22.3.3.2 (2) Dummy × Categorical: college × race4 (collapsed)

model_tv_dc <- lm(
  votetrump ~ collegeed*race4 + female + ideo,
  data = TV16
)

modelsummary(
  model_tv_dc,
  title = "LPM: college × race4 (Dummy × Categorical)",
  stars = TRUE
)
LPM: college × race4 (Dummy × Categorical)
(1)
+ p < 0.1, * p < 0.05, ** p < 0.01, *** p < 0.001
(Intercept) -0.604***
(0.009)
collegeed1 0.031*
(0.012)
race4Hispanic 0.179***
(0.012)
race4Other 0.253***
(0.013)
race4White 0.359***
(0.008)
female1 -0.035***
(0.004)
ideo 0.254***
(0.002)
collegeed1 × race4Hispanic -0.010
(0.019)
collegeed1 × race4Other -0.052**
(0.019)
collegeed1 × race4White -0.137***
(0.013)
Num.Obs. 43430
R2 0.410
R2 Adj. 0.410
AIC 38986.4
BIC 39081.9
Log.Lik. -19482.200
RMSE 0.38
plot_model(model_tv_dc, type = "pred", terms = c("race4", "collegeed")) +
  theme_minimal() +
  scale_y_continuous(labels = scales::percent)

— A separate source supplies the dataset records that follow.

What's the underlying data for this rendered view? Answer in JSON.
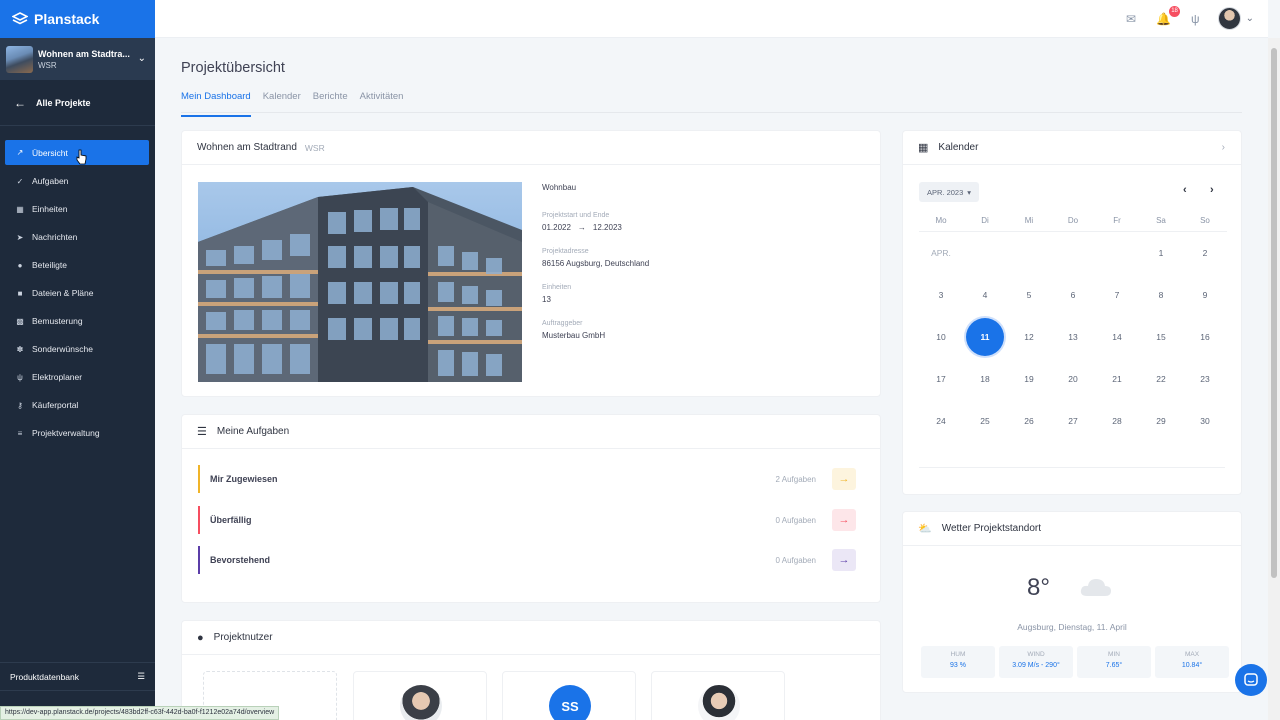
{
  "brand": {
    "name": "Planstack"
  },
  "project": {
    "name": "Wohnen am Stadtra...",
    "code": "WSR"
  },
  "sidebar": {
    "all_projects": "Alle Projekte",
    "items": [
      {
        "label": "Übersicht",
        "icon": "chart-line-icon"
      },
      {
        "label": "Aufgaben",
        "icon": "checks-icon"
      },
      {
        "label": "Einheiten",
        "icon": "building-icon"
      },
      {
        "label": "Nachrichten",
        "icon": "paper-plane-icon"
      },
      {
        "label": "Beteiligte",
        "icon": "user-icon"
      },
      {
        "label": "Dateien & Pläne",
        "icon": "file-icon"
      },
      {
        "label": "Bemusterung",
        "icon": "swatch-icon"
      },
      {
        "label": "Sonderwünsche",
        "icon": "star-icon"
      },
      {
        "label": "Elektroplaner",
        "icon": "plug-icon"
      },
      {
        "label": "Käuferportal",
        "icon": "key-icon"
      },
      {
        "label": "Projektverwaltung",
        "icon": "sliders-icon"
      }
    ],
    "bottom": "Produktdatenbank"
  },
  "topbar": {
    "notifications_count": "18"
  },
  "page": {
    "title": "Projektübersicht",
    "tabs": [
      "Mein Dashboard",
      "Kalender",
      "Berichte",
      "Aktivitäten"
    ]
  },
  "project_card": {
    "title": "Wohnen am Stadtrand",
    "code": "WSR",
    "type": "Wohnbau",
    "start_end_label": "Projektstart und Ende",
    "start": "01.2022",
    "end": "12.2023",
    "address_label": "Projektadresse",
    "address": "86156 Augsburg, Deutschland",
    "units_label": "Einheiten",
    "units": "13",
    "client_label": "Auftraggeber",
    "client": "Musterbau GmbH"
  },
  "tasks": {
    "title": "Meine Aufgaben",
    "rows": [
      {
        "name": "Mir Zugewiesen",
        "count": "2 Aufgaben",
        "color": "#f0b429",
        "bg": "#fdf4de"
      },
      {
        "name": "Überfällig",
        "count": "0 Aufgaben",
        "color": "#f64e60",
        "bg": "#fde6e9"
      },
      {
        "name": "Bevorstehend",
        "count": "0 Aufgaben",
        "color": "#5b3da8",
        "bg": "#ebe7f6"
      }
    ]
  },
  "users": {
    "title": "Projektnutzer",
    "initials": "SS"
  },
  "calendar": {
    "title": "Kalender",
    "month": "APR. 2023",
    "month_short": "APR.",
    "weekdays": [
      "Mo",
      "Di",
      "Mi",
      "Do",
      "Fr",
      "Sa",
      "So"
    ],
    "weeks": [
      [
        "APR.",
        "",
        "",
        "",
        "",
        "1",
        "2"
      ],
      [
        "3",
        "4",
        "5",
        "6",
        "7",
        "8",
        "9"
      ],
      [
        "10",
        "11",
        "12",
        "13",
        "14",
        "15",
        "16"
      ],
      [
        "17",
        "18",
        "19",
        "20",
        "21",
        "22",
        "23"
      ],
      [
        "24",
        "25",
        "26",
        "27",
        "28",
        "29",
        "30"
      ]
    ],
    "today": "11"
  },
  "weather": {
    "title": "Wetter Projektstandort",
    "temp": "8°",
    "location_date": "Augsburg, Dienstag, 11. April",
    "stats": [
      {
        "key": "HUM",
        "value": "93 %"
      },
      {
        "key": "WIND",
        "value": "3.09 M/s - 290°"
      },
      {
        "key": "MIN",
        "value": "7.65°"
      },
      {
        "key": "MAX",
        "value": "10.84°"
      }
    ]
  },
  "status_url": "https://dev-app.planstack.de/projects/483bd2ff-c63f-442d-ba0f-f1212e02a74d/overview",
  "colors": {
    "accent": "#1a73e8",
    "sidebar": "#1e2a3b"
  }
}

22.3.3.3 (3) Continuous × Continuous: ideology × racial resentment proxy (lemprac)

model_tv_cc <- lm(
  votetrump ~ ideo*lemprac + female + collegeed + race4,
  data = TV16
)

modelsummary(
  model_tv_cc,
  title = "LPM: ideo × lemprac (Continuous × Continuous)",
  stars = TRUE
)
LPM: ideo × lemprac (Continuous × Continuous)
(1)
+ p < 0.1, * p < 0.05, ** p < 0.01, *** p < 0.001
(Intercept) -0.499***
(0.008)
ideo 0.236***
(0.002)
lemprac 0.078***
(0.012)
female1 -0.023***
(0.004)
collegeed1 -0.075***
(0.004)
race4Hispanic 0.161***
(0.009)
race4Other 0.222***
(0.009)
race4White 0.285***
(0.006)
ideo × lemprac 0.025***
(0.004)
Num.Obs. 43428
R2 0.428
R2 Adj. 0.428
AIC 37647.4
BIC 37734.2
Log.Lik. -18813.719
RMSE 0.37
plot_model(model_tv_cc, type = "pred", terms = c("ideo", "lemprac [2,4,6]")) +
  theme_minimal() +
  scale_y_continuous(labels = scales::percent)
plot_slopes(model_tv_cc, variables = "ideo", condition = "lemprac") +
  geom_hline(yintercept = 0, linetype = "dotted") +
  theme_minimal()

22.4 Lecture Assignment

  1. In the turnout model (A.1), write the fitted line for ss = 0 and ss = 1. Identify the slope in each case.
  2. In the TV16 model (B.1), interpret the interaction sign: does ideology matter more or less among college-educated respondents?
  3. Pick two values of the continuous variable (e.g., ideo=2 and ideo=4). Compute the predicted probability for college vs non-college using the estimated coefficients and compare.